When Saudi wealth manager Reem Asaad tried to determine whether or not the item of underwear she was buying in a Jeddah lingerie shop was the correct size or not, she almost came to blows with the male shop assistant.
“I couldn’t touch the product because it was sealed so I took a corner of the sticker off to see the design and the shop assistant told me I couldn’t because it would get him into trouble with the Mutawa, the religious police,” she tells Arabian Business.
Asaad ended up leaving the shop, not only furious that other shoppers had wrongly assumed she was being told off by the assistant for attempting to take the item without paying but because she had, like so many other women in Saudi Arabia, been forced to discuss intimate details with a man in a country renowned for its strict gender segregation.
Determined that something should be done to avoid other embarrassing incidents such as hers, Asaad set up a campaign aimed at forcing retailers in the kingdom to implement rules banning men from working in female apparel and cosmetics stores. The legislation had already been in place for several years, but it just wasn’t being enforced by authorities or retailers.
Nearly four years after Asaad launched her Facebook group, Saudi Arabia’s Labour Ministry announced it would close down any lingerie shop that failed to replace all male staff within six months. The move created thousands of jobs in a country racked with rising unemployment rates and saw Asaad ranked the third most powerful person in the Arab world in this year’s Arabian Business Power 500 list.

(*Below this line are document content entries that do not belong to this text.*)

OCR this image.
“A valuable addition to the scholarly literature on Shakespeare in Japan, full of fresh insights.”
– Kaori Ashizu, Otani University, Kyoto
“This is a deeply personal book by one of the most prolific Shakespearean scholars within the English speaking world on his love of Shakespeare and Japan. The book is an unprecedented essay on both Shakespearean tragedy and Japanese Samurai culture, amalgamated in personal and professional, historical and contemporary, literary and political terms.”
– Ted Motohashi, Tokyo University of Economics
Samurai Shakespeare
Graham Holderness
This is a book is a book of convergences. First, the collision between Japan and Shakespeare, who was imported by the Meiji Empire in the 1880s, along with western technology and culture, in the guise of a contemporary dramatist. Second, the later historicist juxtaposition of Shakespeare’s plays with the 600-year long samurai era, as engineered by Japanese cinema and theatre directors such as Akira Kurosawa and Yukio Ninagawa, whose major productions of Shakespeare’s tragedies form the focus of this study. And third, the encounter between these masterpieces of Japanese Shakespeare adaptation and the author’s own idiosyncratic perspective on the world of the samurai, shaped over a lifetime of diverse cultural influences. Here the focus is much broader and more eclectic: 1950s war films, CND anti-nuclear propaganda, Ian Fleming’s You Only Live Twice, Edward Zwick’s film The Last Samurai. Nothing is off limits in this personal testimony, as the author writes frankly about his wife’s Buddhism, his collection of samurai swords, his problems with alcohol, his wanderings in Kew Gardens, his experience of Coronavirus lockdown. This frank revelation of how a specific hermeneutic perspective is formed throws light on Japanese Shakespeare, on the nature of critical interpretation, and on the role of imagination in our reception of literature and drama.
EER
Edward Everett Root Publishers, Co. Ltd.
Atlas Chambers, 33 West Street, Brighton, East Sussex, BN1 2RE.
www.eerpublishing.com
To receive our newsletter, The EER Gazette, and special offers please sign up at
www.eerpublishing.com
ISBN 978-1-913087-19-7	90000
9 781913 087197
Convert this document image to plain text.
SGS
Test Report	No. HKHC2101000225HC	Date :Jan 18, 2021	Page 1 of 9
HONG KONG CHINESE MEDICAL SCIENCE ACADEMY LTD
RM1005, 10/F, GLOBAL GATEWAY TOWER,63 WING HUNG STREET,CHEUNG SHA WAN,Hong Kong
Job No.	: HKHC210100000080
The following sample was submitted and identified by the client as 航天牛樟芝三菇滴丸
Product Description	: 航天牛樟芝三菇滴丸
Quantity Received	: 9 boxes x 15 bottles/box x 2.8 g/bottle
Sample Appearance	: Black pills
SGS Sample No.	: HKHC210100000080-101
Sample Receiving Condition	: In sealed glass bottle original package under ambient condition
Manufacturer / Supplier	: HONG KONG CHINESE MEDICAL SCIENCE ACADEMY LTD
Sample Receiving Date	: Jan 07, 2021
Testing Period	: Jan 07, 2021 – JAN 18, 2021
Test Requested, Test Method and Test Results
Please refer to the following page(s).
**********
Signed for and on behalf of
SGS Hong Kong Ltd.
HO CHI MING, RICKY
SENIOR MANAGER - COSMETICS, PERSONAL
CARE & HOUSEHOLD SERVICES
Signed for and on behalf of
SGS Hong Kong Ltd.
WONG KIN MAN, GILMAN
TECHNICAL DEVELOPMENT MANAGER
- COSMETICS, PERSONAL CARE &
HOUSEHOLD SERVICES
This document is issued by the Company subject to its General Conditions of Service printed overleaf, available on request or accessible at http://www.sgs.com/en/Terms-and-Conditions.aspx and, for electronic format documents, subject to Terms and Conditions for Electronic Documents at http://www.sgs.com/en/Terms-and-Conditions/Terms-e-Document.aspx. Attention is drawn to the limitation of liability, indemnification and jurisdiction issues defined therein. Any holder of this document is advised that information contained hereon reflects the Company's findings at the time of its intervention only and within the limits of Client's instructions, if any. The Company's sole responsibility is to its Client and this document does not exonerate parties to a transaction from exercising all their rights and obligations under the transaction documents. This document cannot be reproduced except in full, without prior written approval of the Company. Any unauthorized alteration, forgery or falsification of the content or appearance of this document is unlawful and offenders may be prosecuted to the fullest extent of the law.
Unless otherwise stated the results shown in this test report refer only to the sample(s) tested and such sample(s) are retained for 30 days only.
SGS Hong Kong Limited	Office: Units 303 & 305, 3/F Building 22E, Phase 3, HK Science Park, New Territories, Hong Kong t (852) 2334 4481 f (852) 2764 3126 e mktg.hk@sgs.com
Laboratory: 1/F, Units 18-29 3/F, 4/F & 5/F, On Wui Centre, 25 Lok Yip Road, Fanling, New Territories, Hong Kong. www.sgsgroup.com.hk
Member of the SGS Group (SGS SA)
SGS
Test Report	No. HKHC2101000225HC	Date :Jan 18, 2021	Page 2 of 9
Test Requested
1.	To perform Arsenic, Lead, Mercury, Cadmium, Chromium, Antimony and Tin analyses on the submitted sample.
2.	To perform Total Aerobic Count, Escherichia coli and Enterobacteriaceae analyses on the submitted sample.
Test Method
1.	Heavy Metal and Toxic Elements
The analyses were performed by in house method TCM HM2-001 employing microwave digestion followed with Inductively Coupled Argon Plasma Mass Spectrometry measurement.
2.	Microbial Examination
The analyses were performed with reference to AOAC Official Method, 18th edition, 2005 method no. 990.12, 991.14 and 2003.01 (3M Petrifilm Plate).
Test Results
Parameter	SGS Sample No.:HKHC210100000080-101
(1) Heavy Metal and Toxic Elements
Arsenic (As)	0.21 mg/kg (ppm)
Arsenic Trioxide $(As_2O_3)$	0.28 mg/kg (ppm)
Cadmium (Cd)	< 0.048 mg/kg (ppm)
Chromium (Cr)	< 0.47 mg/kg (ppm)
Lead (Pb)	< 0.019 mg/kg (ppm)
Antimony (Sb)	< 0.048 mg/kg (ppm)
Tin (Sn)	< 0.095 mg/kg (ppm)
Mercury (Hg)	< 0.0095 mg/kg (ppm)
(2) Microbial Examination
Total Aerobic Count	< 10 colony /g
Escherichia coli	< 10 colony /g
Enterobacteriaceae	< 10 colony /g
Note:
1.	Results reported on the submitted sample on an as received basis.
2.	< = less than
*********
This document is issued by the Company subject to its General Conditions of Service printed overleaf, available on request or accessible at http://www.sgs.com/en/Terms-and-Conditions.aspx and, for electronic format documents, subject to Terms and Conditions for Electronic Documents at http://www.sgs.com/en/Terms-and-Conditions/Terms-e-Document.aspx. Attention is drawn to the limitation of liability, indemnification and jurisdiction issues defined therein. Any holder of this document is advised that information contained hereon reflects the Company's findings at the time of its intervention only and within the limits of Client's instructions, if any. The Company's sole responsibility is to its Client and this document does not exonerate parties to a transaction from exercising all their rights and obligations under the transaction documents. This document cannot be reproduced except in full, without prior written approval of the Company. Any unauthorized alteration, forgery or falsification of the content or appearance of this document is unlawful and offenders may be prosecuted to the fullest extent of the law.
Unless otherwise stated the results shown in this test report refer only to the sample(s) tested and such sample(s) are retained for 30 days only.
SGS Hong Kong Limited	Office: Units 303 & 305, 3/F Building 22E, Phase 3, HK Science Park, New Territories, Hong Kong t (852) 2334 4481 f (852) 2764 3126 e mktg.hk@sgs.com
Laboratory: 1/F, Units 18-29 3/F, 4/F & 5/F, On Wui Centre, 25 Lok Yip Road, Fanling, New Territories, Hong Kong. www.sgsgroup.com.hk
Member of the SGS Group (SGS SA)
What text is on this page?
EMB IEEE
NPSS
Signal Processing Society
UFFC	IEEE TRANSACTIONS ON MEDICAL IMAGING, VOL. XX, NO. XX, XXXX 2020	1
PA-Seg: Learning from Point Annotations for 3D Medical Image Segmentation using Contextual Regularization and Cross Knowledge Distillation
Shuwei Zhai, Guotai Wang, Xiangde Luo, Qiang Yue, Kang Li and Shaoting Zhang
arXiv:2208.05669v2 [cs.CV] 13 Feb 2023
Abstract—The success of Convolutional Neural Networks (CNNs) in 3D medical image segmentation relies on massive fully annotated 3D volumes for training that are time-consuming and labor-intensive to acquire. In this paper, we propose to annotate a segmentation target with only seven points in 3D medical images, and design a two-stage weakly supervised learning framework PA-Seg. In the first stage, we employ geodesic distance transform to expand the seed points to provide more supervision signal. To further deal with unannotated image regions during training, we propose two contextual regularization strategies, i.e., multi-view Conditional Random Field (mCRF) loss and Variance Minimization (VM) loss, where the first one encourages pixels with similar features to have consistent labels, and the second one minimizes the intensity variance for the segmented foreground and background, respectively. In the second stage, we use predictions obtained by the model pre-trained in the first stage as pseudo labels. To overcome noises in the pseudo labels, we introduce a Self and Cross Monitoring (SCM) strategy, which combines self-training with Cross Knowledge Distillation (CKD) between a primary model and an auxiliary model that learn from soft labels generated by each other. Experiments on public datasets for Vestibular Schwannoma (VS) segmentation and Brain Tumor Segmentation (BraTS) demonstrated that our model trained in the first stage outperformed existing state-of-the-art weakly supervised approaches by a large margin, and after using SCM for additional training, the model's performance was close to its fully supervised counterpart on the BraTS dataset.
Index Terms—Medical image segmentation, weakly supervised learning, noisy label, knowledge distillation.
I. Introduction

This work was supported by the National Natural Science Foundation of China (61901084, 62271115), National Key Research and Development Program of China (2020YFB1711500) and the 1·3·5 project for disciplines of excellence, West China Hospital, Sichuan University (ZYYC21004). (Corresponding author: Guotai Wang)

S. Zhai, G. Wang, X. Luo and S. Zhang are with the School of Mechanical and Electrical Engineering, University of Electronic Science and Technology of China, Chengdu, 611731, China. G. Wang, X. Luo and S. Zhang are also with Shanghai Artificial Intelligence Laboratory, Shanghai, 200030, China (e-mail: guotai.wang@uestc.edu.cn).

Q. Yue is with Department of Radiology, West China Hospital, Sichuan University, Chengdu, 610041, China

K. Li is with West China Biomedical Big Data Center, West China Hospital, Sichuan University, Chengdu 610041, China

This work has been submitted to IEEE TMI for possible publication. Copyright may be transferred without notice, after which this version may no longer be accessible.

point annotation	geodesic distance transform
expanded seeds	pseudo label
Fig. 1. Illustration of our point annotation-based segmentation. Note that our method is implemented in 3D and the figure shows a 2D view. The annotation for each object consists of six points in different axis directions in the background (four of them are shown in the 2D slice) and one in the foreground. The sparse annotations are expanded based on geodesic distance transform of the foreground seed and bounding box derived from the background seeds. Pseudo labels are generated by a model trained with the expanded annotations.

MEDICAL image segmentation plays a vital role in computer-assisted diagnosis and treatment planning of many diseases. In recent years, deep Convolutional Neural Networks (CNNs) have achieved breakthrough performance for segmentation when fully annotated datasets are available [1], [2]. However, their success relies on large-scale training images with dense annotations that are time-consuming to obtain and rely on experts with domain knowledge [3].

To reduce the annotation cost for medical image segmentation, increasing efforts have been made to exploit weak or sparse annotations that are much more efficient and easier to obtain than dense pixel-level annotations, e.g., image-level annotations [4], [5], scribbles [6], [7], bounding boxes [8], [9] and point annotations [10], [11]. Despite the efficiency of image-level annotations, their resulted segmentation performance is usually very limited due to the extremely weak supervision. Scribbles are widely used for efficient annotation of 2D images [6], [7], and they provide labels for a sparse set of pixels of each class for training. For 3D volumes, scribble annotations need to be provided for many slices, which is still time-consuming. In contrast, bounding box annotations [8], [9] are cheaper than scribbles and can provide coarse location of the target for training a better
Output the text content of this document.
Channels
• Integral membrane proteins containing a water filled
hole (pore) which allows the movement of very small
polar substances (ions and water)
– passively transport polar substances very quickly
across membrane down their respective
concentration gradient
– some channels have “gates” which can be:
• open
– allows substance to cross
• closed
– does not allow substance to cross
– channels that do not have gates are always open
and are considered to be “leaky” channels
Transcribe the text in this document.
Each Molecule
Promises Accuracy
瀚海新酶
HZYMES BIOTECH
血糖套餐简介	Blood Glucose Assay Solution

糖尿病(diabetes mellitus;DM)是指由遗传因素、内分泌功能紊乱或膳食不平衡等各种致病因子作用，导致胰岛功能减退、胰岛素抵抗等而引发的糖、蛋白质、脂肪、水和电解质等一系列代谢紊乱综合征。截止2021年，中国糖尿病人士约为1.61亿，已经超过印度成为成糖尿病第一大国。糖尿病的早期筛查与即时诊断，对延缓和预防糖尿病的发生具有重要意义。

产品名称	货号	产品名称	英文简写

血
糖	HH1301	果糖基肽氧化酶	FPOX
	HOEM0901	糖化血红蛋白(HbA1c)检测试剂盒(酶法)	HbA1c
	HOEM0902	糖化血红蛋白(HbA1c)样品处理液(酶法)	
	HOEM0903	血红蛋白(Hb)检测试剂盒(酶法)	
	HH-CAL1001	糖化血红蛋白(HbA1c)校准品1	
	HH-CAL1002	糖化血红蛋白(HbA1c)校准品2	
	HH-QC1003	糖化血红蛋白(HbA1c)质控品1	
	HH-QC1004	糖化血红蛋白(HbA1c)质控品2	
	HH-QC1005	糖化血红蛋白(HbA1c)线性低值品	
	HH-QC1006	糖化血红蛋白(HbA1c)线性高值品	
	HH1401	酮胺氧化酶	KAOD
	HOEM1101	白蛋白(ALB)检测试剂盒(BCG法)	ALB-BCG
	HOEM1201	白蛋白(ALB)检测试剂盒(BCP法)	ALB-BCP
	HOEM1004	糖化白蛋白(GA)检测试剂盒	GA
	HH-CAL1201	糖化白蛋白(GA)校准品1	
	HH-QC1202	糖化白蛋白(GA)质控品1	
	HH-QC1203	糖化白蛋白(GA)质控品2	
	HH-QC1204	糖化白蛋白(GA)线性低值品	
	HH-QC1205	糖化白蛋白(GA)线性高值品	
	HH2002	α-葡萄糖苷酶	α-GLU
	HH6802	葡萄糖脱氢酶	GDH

The decision to ban men was a significant move away from the kingdom’s strict restrictions it interprets from the Wahhabi version of Sunni Islam. Men and women are strictly segregated in public, a rule that has shut women out of sales jobs in malls and stores.
In a country where women are banned from driving and need permission of a close male relative to work and travel, the decision to ban male employees in favour of women was seen as a significant push by the ruling Al Saud family to give more women rights in addition to tackling rising unemployment rates.
While Asaad admits she had no dialogue with officials in the kingdom — “I think there were decisions in the making that we did not know of but you get accustomed to that in Saudi” — there is little doubt that her campaign helped raise public awareness both in and outside of the kingdom.
Asaad’s Facebook campaign initially started as a consumer rights issue before snowballing into a women’s rights issue after gaining more than 6,000 supporters in just one year.
“Some of the practices were completely unacceptable. For instance, there was no return and exchange policy. I understand that for hygienic reasons you can’t try [some items] but if you can’t see what you are buying, how are you supposed to know what fits?”